I’m currently in the wilds of New York state on business. I ran into an unexpected road block yesterday — and no, construction limiting traffic to one lane isn’t what I’m talking about. (Although the wait was excruciating!)

I met with the manager of a mall to pitch her on upgrading their web site. What I thought was a glaring omission on the mall’s current site — namely, lack of a diagram of the mall detailing shops, kiosks and restaurants — was actually by design.

The mall’s web site was deficient in so many other ways. But ultimately, the manager rejected the need for a revamped web site, and if I read between the lines correctly, it was because the mall didn’t want to advertise its current state.

Let’s face it, signs of economic downturn are everywhere. In much of New York outside of the City, that’s been true for many years now. Mall management (and ownership) seem to think that not publishing an interactive map of the mall — which might show some vacancies — is an easy way to hide the current state of the place.

Wrong. The people who frequent the mall know this all too well. Yes, the half-finished Steve and Barry’s superstore that will never open is a tell-tale sign of something amiss. Locals can’t be fooled. So why hide the obvious?

Instead, do the right thing by merchants who still call the mall home. Play them up in every way possible. That means an interactive web site. Who knows, you might even bring in new traffic or lure a new tennant?

Blog originally posted at LI Entrepreneurs.com

‘My Son Built Our Web Site’

June 28, 2008

Talking to several small business owners in recent months, I get the occasional cringeworthy line thrown my way: “Oh, we’ve got a web site. My son built our web site.”

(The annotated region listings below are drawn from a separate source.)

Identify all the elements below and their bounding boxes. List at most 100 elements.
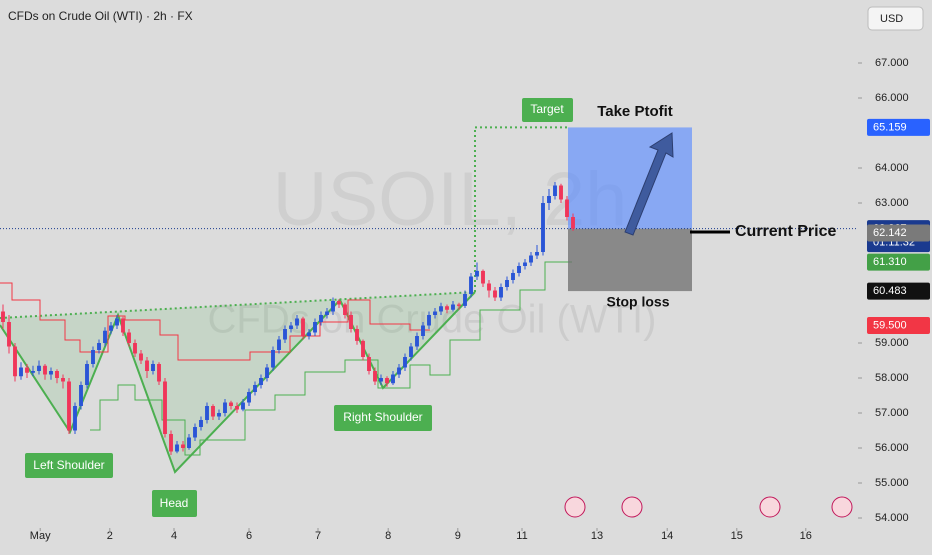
candle-body [397,367,401,375]
candle-body [193,427,197,438]
candles [1,182,575,455]
indicator-upper [0,282,430,361]
target-box [522,98,573,122]
candle-body [289,325,293,329]
current-price-label: Current Price [735,223,836,240]
candle-body [199,420,203,427]
candle-body [265,367,269,378]
candle-body [403,357,407,368]
price-label: 62.142 [873,227,907,239]
candle-body [19,367,23,377]
event-icon[interactable] [831,496,853,518]
candle-body [547,196,551,203]
annotation-layer: Target Take Ptofit Stop loss Current Pri… [25,98,853,518]
currency-button[interactable] [867,6,924,31]
candle-body [235,406,239,410]
candle-body [277,339,281,350]
candle-body [1,311,5,322]
candle-body [541,203,545,252]
y-tick-label: 55.000 [875,477,909,489]
candle-body [217,413,221,417]
candle-body [361,340,365,357]
y-tick-label: 63.000 [875,197,909,209]
price-label-box [867,253,930,271]
candle-body [433,311,437,315]
candle-body [415,336,419,347]
pattern-fill [0,292,475,472]
candle-body [349,315,353,329]
candle-body [67,381,71,431]
candle-body [379,378,383,382]
currency-label: USD [880,13,903,25]
candle-body [241,402,245,410]
candle-body [169,434,173,452]
head-box [152,490,197,517]
left-shoulder-box [25,453,113,478]
candle-body [103,330,107,343]
candle-body [535,252,539,256]
candle-body [49,371,53,375]
stop-loss-label: Stop loss [606,294,669,310]
stop-loss-zone [568,228,692,292]
candle-body [373,371,377,382]
candle-body [121,318,125,333]
indicator-lower [90,261,572,456]
event-icon[interactable] [564,496,586,518]
candle-body [511,273,515,280]
y-tick-label: 67.000 [875,57,909,69]
candle-body [319,315,323,322]
candle-body [259,378,263,385]
candle-body [181,444,185,448]
candle-body [139,353,143,361]
candle-body [421,325,425,336]
candle-body [145,360,149,371]
price-label-box [867,224,930,242]
x-tick-label: 9 [455,530,461,542]
x-tick-label: 11 [516,530,527,542]
candle-body [37,365,41,371]
candle-body [55,371,59,378]
candle-body [463,294,467,306]
candle-body [301,318,305,336]
y-tick-label: 57.000 [875,407,909,419]
candle-body [109,325,113,331]
arrow [624,132,674,236]
candle-body [409,346,413,357]
price-label-box [867,118,930,136]
price-label: 60.483 [873,285,907,297]
candle-body [451,304,455,310]
candle-body [61,378,65,382]
candle-body [229,402,233,406]
x-tick-label: 7 [315,530,321,542]
candle-body [559,185,563,200]
candle-body [151,364,155,371]
candle-body [31,371,35,373]
event-icon[interactable] [759,496,781,518]
candle-body [325,311,329,315]
x-tick-label: 4 [171,530,177,542]
candle-body [523,262,527,266]
candle-body [43,365,47,375]
watermark-sub: CFDs on Crude Oil (WTI) [208,298,657,342]
left-shoulder-label: Left Shoulder [33,458,104,472]
candle-body [73,406,77,431]
candle-body [493,290,497,298]
head-label: Head [160,496,189,510]
candle-body [157,364,161,382]
candle-body [13,346,17,377]
x-tick-label: 13 [591,530,603,542]
candle-body [7,322,11,347]
y-tick-label: 66.000 [875,92,909,104]
candle-body [355,329,359,341]
candle-body [499,287,503,298]
candle-body [79,385,83,406]
candle-body [331,301,335,312]
candle-body [367,357,371,371]
candle-body [295,318,299,326]
event-icon[interactable] [621,496,643,518]
candle-body [133,343,137,354]
y-tick-label: 64.000 [875,162,909,174]
candle-body [205,406,209,420]
right-shoulder-box [334,405,432,431]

Well, excuse me for being a pessimist. As handy as your son might be with html code and Photoshop, if he doesn’t run his own web design business, then your web site likely is missing several key features to help it stand out in the crowd.

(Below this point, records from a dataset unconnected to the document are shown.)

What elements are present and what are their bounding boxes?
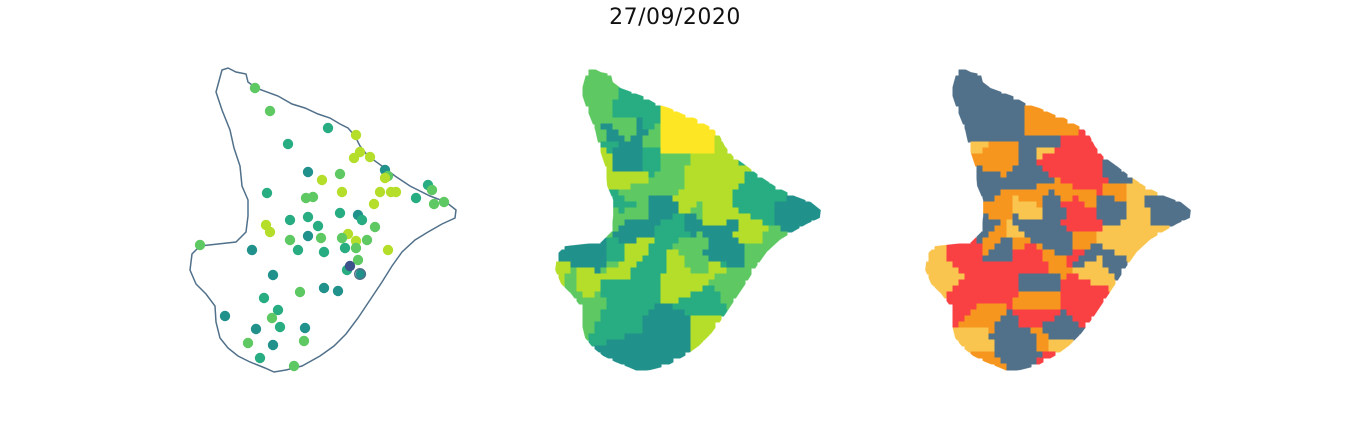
- data-point: [316, 174, 328, 186]
- data-point: [334, 207, 346, 219]
- data-point: [246, 244, 258, 256]
- data-point: [336, 186, 348, 198]
- data-point: [282, 138, 294, 150]
- data-point: [194, 239, 206, 251]
- data-point: [298, 335, 310, 347]
- data-point: [302, 211, 314, 223]
- data-point: [410, 192, 422, 204]
- data-point: [332, 285, 344, 297]
- data-point: [355, 268, 367, 280]
- data-point: [242, 337, 254, 349]
- data-point: [219, 310, 231, 322]
- data-point: [390, 186, 402, 198]
- data-point: [267, 269, 279, 281]
- data-point: [336, 232, 348, 244]
- categorical-regions-border: [924, 67, 1192, 373]
- data-point: [272, 304, 284, 316]
- data-point: [339, 242, 351, 254]
- data-point: [250, 323, 262, 335]
- figure-title: 27/09/2020: [609, 5, 741, 30]
- categorical-regions: [925, 69, 1191, 371]
- data-point: [292, 244, 304, 256]
- data-point: [356, 214, 368, 226]
- data-point: [350, 242, 362, 254]
- data-point: [299, 322, 311, 334]
- data-point: [254, 352, 266, 364]
- state-outline: [189, 67, 457, 373]
- data-point: [288, 360, 300, 372]
- data-point: [374, 186, 386, 198]
- data-point: [382, 244, 394, 256]
- data-point: [315, 232, 327, 244]
- choropleth-regions-border: [554, 67, 822, 373]
- data-point: [334, 168, 346, 180]
- data-point: [302, 166, 314, 178]
- data-point: [258, 292, 270, 304]
- data-point: [426, 184, 438, 196]
- data-point: [344, 260, 356, 272]
- data-point: [267, 339, 279, 351]
- data-point: [307, 191, 319, 203]
- data-point: [312, 220, 324, 232]
- data-point: [379, 172, 391, 184]
- data-point: [352, 254, 364, 266]
- data-point: [284, 214, 296, 226]
- data-point: [368, 198, 380, 210]
- data-point: [361, 234, 373, 246]
- highlighted-point: [354, 268, 366, 280]
- data-point: [302, 230, 314, 242]
- map-panel-points: [189, 67, 457, 373]
- choropleth-regions: [555, 69, 821, 371]
- data-point: [438, 196, 450, 208]
- data-point: [264, 105, 276, 117]
- data-point: [318, 282, 330, 294]
- data-point: [318, 246, 330, 258]
- data-point: [264, 226, 276, 238]
- data-point: [294, 286, 306, 298]
- data-point: [428, 198, 440, 210]
- data-point: [261, 187, 273, 199]
- data-point: [249, 82, 261, 94]
- map-panel-choropleth: [554, 67, 822, 373]
- data-point: [369, 221, 381, 233]
- data-point: [322, 122, 334, 134]
- data-point: [350, 129, 362, 141]
- data-point: [284, 234, 296, 246]
- data-point: [364, 151, 376, 163]
- data-point: [266, 312, 278, 324]
- data-point: [348, 152, 360, 164]
- map-panel-categorical: [924, 67, 1192, 373]
- data-point: [274, 321, 286, 333]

For starters, search engines regularly crawl sites. And if yours doesn’t have all the alt and meta tags in place, then you are in danger of being marginalized. Choosing the right key words to put in the tags is just as important as the tags themselves.

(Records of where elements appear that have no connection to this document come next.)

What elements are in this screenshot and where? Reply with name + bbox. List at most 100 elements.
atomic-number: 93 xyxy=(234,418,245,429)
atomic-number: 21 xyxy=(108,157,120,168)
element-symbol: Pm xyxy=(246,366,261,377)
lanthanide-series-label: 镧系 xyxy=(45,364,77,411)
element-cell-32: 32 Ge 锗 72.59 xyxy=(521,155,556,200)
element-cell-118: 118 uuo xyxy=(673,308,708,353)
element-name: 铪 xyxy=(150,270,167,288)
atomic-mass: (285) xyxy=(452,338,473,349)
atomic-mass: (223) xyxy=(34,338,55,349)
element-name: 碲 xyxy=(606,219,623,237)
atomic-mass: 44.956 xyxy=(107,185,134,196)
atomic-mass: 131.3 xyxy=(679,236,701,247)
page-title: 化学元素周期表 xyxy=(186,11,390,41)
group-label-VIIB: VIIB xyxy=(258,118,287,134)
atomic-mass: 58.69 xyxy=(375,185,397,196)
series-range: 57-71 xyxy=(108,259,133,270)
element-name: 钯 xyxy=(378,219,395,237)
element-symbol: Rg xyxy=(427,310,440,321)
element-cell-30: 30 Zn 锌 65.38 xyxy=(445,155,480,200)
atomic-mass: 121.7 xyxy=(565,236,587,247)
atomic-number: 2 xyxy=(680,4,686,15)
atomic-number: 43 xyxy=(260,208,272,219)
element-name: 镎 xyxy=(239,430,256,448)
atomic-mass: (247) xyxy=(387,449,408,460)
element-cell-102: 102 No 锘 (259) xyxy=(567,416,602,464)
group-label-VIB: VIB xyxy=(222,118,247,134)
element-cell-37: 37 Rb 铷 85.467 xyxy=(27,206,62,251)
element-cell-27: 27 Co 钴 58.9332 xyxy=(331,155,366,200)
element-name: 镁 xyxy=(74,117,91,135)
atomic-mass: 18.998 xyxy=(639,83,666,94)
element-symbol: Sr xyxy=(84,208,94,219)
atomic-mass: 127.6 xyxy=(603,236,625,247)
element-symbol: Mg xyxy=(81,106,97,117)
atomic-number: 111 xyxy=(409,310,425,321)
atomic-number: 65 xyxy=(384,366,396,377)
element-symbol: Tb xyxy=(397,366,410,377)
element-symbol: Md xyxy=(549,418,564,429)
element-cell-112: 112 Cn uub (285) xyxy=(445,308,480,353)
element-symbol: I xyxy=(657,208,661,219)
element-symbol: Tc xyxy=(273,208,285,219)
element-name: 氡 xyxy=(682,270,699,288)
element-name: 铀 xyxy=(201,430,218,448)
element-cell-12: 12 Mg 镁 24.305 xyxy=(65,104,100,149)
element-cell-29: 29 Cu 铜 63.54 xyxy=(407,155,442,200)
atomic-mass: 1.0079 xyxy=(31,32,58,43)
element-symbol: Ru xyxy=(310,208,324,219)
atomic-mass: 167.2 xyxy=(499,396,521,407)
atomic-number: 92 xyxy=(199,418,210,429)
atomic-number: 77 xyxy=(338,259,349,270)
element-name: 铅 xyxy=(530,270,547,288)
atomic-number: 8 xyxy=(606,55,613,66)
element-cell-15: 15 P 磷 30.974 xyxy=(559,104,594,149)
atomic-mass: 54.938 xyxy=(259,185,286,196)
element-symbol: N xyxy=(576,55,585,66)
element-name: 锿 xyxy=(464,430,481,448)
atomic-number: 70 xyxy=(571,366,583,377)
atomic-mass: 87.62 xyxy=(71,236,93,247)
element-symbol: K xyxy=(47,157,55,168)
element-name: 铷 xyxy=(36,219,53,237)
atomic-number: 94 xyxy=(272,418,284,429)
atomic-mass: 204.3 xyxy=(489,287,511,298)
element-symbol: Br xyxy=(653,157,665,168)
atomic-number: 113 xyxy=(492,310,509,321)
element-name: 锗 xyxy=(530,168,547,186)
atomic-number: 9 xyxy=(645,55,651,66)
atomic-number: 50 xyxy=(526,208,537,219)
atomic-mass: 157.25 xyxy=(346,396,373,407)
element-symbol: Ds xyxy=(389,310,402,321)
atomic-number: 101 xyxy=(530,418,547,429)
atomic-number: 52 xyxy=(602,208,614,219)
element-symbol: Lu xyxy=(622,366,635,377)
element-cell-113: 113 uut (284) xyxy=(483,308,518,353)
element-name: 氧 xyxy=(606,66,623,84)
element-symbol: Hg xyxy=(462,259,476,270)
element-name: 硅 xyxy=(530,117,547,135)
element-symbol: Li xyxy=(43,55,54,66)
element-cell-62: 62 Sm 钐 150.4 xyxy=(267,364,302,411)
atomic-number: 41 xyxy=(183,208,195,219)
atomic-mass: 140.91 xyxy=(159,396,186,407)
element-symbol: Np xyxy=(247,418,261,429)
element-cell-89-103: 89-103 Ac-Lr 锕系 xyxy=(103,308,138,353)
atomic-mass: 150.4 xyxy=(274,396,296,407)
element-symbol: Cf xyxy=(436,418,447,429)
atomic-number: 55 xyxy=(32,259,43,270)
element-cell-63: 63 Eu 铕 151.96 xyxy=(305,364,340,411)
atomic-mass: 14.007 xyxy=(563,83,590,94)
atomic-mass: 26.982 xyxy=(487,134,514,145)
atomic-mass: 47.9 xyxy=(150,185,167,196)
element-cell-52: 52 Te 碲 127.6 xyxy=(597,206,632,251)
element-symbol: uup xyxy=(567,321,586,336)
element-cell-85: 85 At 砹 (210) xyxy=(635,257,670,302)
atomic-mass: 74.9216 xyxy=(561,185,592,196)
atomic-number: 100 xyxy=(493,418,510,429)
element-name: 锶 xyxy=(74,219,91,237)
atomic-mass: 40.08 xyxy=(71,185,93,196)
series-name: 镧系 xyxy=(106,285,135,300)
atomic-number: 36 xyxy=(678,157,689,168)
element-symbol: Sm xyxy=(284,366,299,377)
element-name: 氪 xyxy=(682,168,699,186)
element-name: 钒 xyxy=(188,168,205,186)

And then there is SEO. Few people properly understand search engine optimization. You son almost certainly doesn’t. If your site is stuck on Page 8 of Google rankings, no wonder! Pay a professional to optimize your site and you should see real results.

The bottom line is you get what you pay for. Little Joey might be able to whip together a functional family genealogy page. But when it comes to your business, why leave something as important as a web site to an amateur?

Blog originally posted at LI Entrepreneurs.com

Small Biz And The Net

June 25, 2008

Whenever I meet a small business owner, more often than not they are resistent to the Internet. It’s a dirty word; a foreign world. There’s no way any of their potential customers troll around the net looking for them. That’s where many proprietors are making a serious mistake.

It’s no longer enough to hang out a shingle and place an ad in the phone book. If that’s all you do, you are living in a bygone era. And your business might follow.

Search is what has turned Google into a powerhouse and why Microsoft is scrambling for a piece of the action. Anyone under the age of 30 goes to the net first to look up products and services. Any local merchant with a stand-alone web site has an instant edge.

In other words, a web presence is essential.It’s like trying to run a cleaners without hangers or a deli minus a cash register. Consider it infrastructure. And believe it or not, a personalized web site doesn’t need to be a costly investment. If your web site brings in just one new regular customer that just might offset the cost. And in the bottom-line world of small business, that’s a rationalization owners need to be willing to make.